BP began shipping liquefied gas (LNG), from Mozambique to Europe

BP began shipping liquefied gas (LNG), from Mozambique’s vast new reserves opening up resources that could ease Europe’s energy crisis.

It was the first export shipment to sail, a landmark for one of Africa’s poorest countries. More than a decade ago, huge offshore deposits were discovered.

The consignment was taken to the Coral Sul offshore plant by Eni in an LNG tanker named British Sponsor, bound for an unknown European destination.

BP has a long-term agreement to purchase 100% of the LNG output from this plant. It has the potential to produce as much as 3.4 million tonnes annually.

Vladimir Putin’s invasion of Ukraine and the resulting disruption to Russian supplies to Europe has sparked a race for gas supplies and renewed interest in Mozambique’s resources.

Energy giants Total and ExxonMobil were attracted to the 2010 discovery of large resources in the Rovuma basin off the coast of northern Mozambique.
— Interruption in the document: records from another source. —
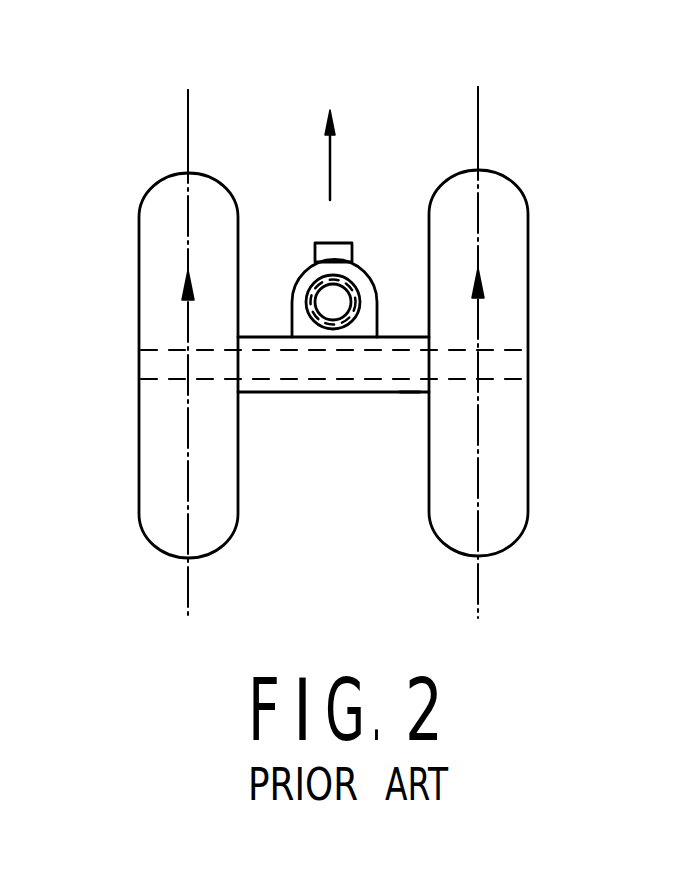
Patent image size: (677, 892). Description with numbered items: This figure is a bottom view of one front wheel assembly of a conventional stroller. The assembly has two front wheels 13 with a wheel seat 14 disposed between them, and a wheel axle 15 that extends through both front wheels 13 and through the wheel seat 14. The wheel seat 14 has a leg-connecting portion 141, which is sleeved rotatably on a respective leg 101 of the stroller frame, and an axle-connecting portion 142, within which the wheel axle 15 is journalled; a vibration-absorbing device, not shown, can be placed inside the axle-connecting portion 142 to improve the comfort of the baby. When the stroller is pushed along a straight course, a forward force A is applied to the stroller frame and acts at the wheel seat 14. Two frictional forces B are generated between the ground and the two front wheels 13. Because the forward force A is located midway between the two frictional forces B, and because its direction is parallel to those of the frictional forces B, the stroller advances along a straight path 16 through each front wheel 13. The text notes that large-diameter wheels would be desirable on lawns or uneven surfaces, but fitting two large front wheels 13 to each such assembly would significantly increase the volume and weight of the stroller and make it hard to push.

The front wheel 13 is at (170, 245).
The wheel seat 14 is at (283, 397).
The wheel axle 15 is at (500, 378).
The straight path 16 is at (188, 140).
The leg 101 is at (352, 330).
The leg-connecting portion 141 is at (367, 281).
The axle-connecting portion 142 is at (403, 392).
The forward force A is at (349, 143).
The frictional force B is at (190, 418).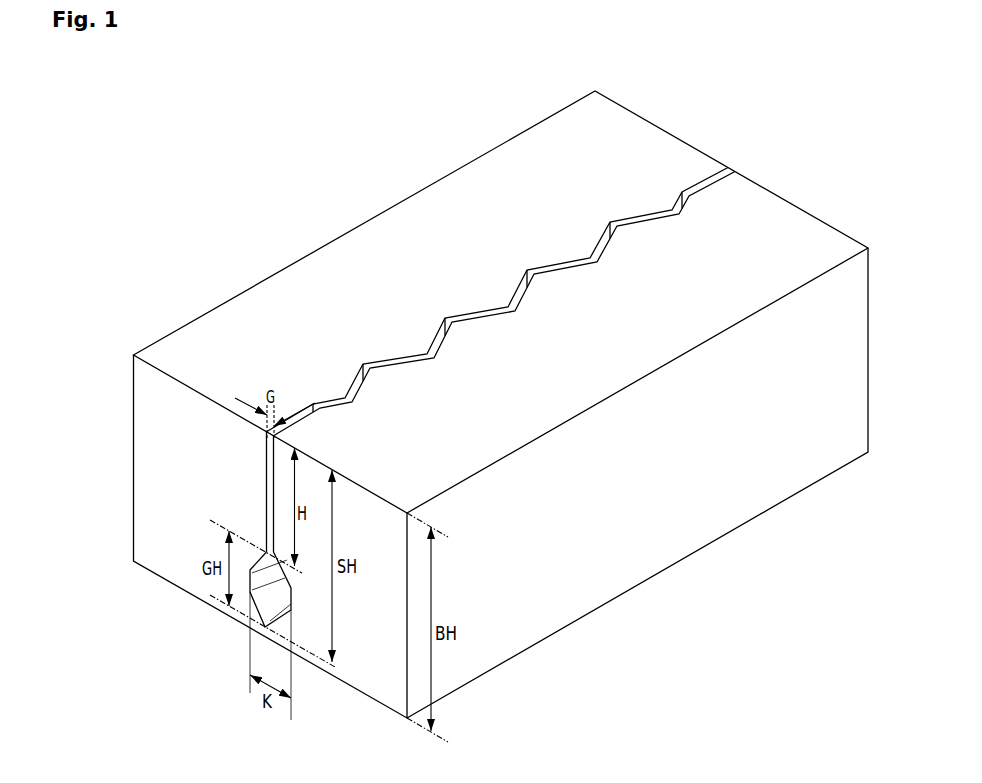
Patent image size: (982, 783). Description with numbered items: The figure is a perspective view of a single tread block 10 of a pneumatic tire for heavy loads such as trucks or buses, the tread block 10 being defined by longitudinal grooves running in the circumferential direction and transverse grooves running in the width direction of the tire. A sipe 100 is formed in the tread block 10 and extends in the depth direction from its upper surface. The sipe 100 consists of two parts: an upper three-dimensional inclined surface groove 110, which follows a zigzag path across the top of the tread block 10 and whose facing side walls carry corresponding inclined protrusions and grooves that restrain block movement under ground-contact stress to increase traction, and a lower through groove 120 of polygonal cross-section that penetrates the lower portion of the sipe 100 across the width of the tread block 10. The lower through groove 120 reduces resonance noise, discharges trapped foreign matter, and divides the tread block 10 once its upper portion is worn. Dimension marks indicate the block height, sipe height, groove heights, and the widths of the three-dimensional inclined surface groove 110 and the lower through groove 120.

The tread block 10 is at (405, 196).
The sipe 100 is at (707, 178).
The three-dimensional inclined surface groove 110 is at (268, 483).
The lower through groove 120 is at (268, 598).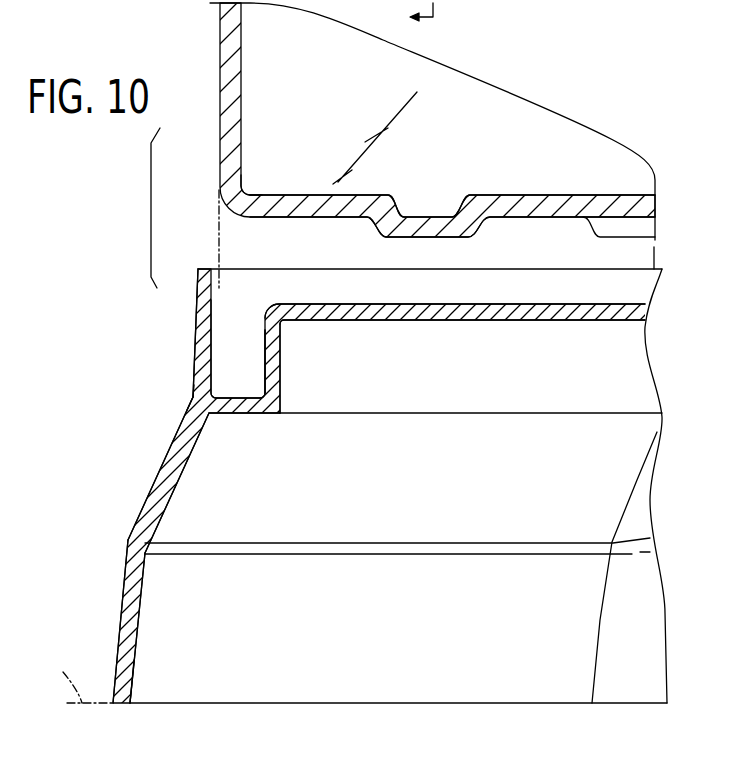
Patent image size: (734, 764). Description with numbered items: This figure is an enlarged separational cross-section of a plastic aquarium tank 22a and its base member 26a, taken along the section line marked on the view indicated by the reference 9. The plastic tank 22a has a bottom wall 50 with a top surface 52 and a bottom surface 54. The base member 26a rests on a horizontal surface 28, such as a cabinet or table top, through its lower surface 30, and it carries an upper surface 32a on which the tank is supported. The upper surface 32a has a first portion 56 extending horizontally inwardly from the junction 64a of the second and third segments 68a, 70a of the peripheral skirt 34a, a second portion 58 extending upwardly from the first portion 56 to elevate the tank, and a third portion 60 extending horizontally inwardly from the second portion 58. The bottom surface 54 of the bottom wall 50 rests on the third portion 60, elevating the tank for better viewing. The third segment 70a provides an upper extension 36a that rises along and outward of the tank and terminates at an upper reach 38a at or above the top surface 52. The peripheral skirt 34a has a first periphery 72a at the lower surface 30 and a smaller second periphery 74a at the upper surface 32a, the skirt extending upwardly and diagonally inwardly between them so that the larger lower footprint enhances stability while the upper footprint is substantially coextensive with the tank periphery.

The plastic aquarium tank 22a is at (228, 35).
The FIG. 9 view indicator 9 is at (432, 15).
The bottom wall 50 is at (320, 195).
The top surface 52 is at (272, 193).
The bottom surface 54 is at (297, 218).
The upper reach 38a is at (205, 264).
The upper extension 36a is at (197, 313).
The third segment 70a is at (193, 353).
The junction 64a is at (190, 404).
The second segment 68a is at (160, 473).
The base member 26a is at (128, 540).
The peripheral skirt 34a is at (120, 602).
The horizontal surface 28 is at (71, 676).
The first periphery 72a is at (133, 698).
The lower surface 30 is at (120, 707).
The second periphery 74a is at (210, 415).
The upper surface 32a is at (278, 414).
The second portion 58 is at (262, 347).
The first portion 56 is at (237, 396).
The third portion 60 is at (303, 303).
However, a violent Islamist insurgency stopped their projects after militants from the Islamic State group took over the area. Coral Sul’s safer offshore location has allowed them to continue setting up.
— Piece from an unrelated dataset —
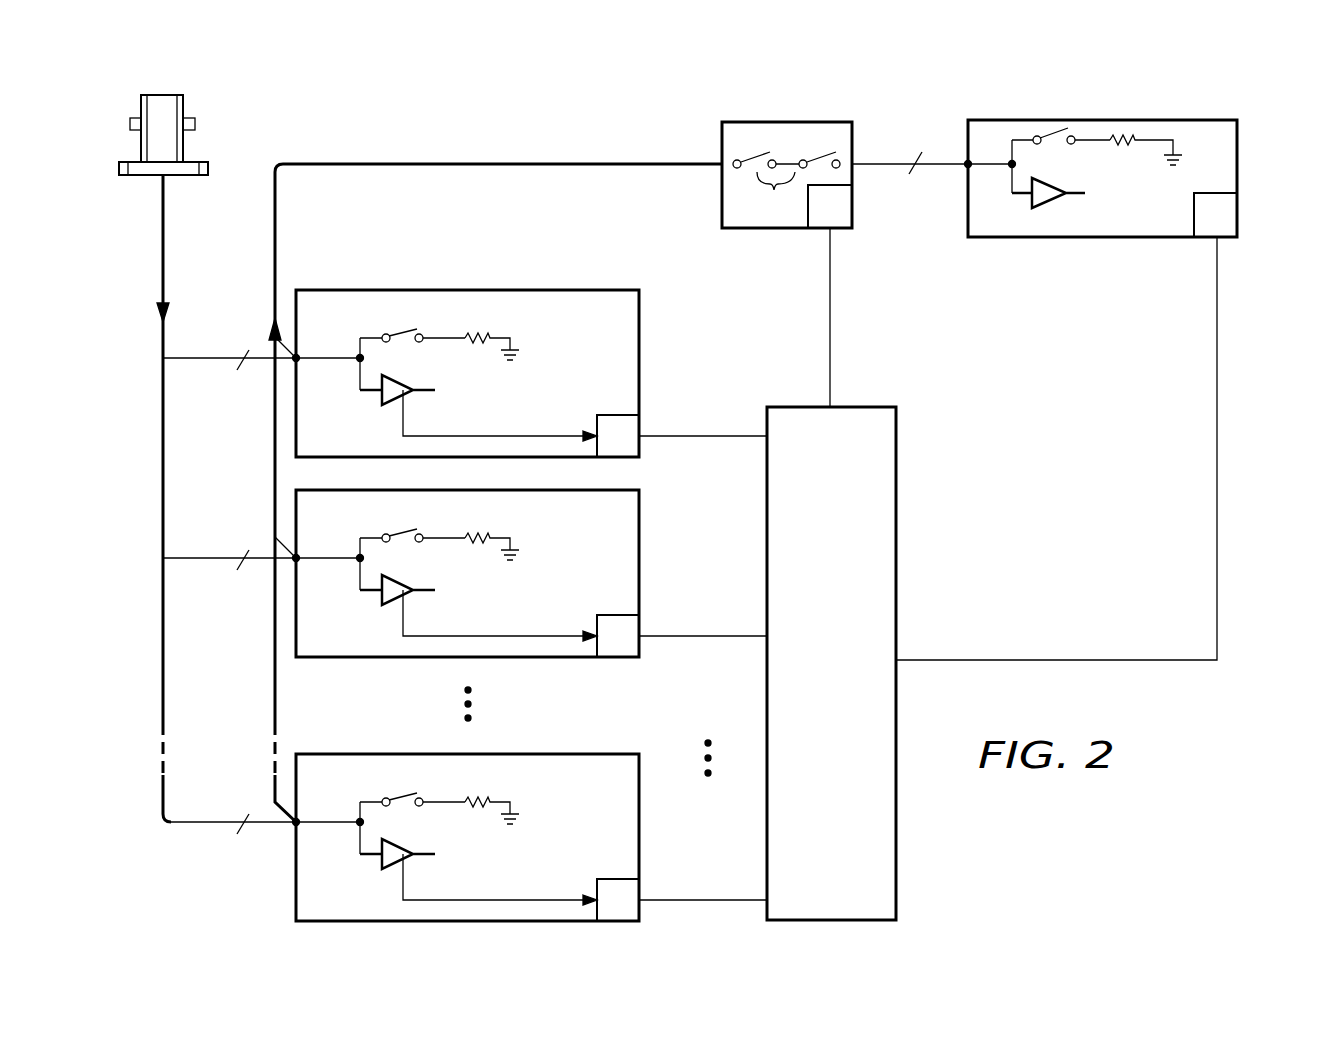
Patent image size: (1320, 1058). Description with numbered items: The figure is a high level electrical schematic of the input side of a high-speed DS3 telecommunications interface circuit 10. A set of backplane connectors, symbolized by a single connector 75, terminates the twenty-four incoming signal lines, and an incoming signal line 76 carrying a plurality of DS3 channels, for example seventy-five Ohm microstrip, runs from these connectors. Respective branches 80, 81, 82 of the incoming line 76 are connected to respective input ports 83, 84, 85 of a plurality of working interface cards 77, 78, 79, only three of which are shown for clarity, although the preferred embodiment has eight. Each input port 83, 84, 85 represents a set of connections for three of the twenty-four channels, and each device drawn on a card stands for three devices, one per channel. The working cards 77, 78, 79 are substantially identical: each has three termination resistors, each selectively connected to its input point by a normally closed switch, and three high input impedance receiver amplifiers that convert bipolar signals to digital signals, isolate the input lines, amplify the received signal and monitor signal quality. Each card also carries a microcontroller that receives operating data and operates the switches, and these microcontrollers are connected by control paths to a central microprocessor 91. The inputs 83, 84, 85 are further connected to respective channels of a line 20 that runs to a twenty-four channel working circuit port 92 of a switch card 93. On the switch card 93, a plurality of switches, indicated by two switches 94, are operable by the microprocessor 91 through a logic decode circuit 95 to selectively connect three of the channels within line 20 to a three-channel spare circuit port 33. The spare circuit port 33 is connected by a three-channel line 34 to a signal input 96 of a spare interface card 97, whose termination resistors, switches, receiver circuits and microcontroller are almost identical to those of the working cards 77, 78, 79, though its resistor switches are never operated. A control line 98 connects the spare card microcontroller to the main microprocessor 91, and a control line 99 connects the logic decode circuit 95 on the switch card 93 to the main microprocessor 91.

BP stated that the facility’s production began at a crucial moment because LNG plays a critical role in energy security.

The International Energy Agency warns that Europe’s LNG markets will be facing “unprecedented uncertainty in supply” due to sanctions following Russia’s invasion. It is impossible to rule out a complete shutdown of pipeline flows to Europe.

Claudio Descalzi (Eni’s chief executive) stated that the new supply source could contribute significantly to Europe’s energy security. He also said that the increased diversification of supplies would help in supporting a just transition.

Security and oil sources agree that the situation in northern Mozambique is improving over the last year. However, there are still occasional attacks. Total still needs security guarantees to resume work on its project.

Analysts believed that the British Sponsor indicated it was headed for the Suez Canal.

Alex Froley is an LNG analyst with the market intelligence group ICIS. He stated that it could deliver to Spain, the UK or in December. Or, it might stay in the Mediterranean to receive additional orders.

He continued, “Europe remains the premium market for spot LNG over the winter,” but in the short term, the unusually warm weather in Europe has caused a backlog in tankers offshore waiting to unload. Onshore gas prices are lower than expected due to lower heating demand.